Others might contend that non-semiautomatic weapons would be inadequate to resist a tyrannical U.S. government. They are entirely right, but that is equally true of semiautomatics. To effectively resist the American government, one would need at least a battalion of tanks, batteries of powerful artillery, an array of antiaircraft missiles, and so on and so forth. In short: nothing you could buy at your local gun shop, at any rate.

This kind of a shift in the national weapon stock could have advantages outside the context of mass shootings: The fewer projectiles whizzing through the air during a street-corner firefight, the better.

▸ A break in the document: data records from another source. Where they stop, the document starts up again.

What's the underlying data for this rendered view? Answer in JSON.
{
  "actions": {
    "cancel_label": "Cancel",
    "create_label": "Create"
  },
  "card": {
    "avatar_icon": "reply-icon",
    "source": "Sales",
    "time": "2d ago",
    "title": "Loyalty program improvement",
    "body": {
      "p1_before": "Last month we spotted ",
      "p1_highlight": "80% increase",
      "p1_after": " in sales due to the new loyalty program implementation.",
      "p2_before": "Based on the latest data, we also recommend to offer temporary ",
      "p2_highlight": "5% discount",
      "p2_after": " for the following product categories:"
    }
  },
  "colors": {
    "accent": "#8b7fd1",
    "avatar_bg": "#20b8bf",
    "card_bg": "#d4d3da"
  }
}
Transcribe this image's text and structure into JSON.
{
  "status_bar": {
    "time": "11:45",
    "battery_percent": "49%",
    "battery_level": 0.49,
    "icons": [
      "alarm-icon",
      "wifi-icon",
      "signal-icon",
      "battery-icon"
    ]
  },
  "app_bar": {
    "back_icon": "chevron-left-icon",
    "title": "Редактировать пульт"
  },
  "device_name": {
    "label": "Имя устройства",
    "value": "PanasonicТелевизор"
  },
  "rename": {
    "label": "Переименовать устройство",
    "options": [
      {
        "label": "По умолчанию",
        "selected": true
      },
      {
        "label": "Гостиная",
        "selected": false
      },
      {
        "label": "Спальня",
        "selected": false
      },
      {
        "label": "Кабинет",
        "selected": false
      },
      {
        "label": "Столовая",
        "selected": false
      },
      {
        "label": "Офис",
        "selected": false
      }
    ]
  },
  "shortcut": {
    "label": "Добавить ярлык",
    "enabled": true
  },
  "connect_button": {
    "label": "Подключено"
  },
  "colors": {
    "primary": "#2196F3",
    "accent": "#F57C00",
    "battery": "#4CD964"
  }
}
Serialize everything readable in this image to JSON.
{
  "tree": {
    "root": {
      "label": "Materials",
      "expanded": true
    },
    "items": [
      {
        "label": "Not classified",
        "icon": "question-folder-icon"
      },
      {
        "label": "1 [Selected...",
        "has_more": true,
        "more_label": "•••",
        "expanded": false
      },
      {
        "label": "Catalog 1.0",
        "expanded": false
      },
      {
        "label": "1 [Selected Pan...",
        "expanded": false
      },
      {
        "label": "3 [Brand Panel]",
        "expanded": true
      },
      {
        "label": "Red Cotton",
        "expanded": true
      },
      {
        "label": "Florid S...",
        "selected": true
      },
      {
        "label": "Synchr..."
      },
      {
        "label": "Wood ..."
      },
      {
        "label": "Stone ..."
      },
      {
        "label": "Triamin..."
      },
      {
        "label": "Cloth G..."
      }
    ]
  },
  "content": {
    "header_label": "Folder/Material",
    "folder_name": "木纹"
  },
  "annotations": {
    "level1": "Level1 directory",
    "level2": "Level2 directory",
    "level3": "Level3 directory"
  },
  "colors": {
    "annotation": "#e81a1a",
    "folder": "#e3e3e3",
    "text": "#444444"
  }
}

There are no simple solutions to drastically reduce America's gun violence. Much needs to be done on many fronts, from expanding mental-health access to addressing the adverse socioeconomic circumstances that engender street crime and day-to-day violence in the first place. Nevertheless, much will be said about gun control in coming days. Many proposals will be offered, and realistically nothing will be accomplished — at least in the short term. As political circumstances change, however, some good may be able to be done. When that happens, insofar as we want to do anything about the types of guns people can buy, we should aim for an across-the-board semiautomatic firearms ban.

Adam Gaffney is an instructor in medicine at Harvard Medical School and a pulmonary and critical care physician at the Cambridge Health Alliance who serves on the board of directors of Physicians for a National Health Program. He wrote this for the Washington Post.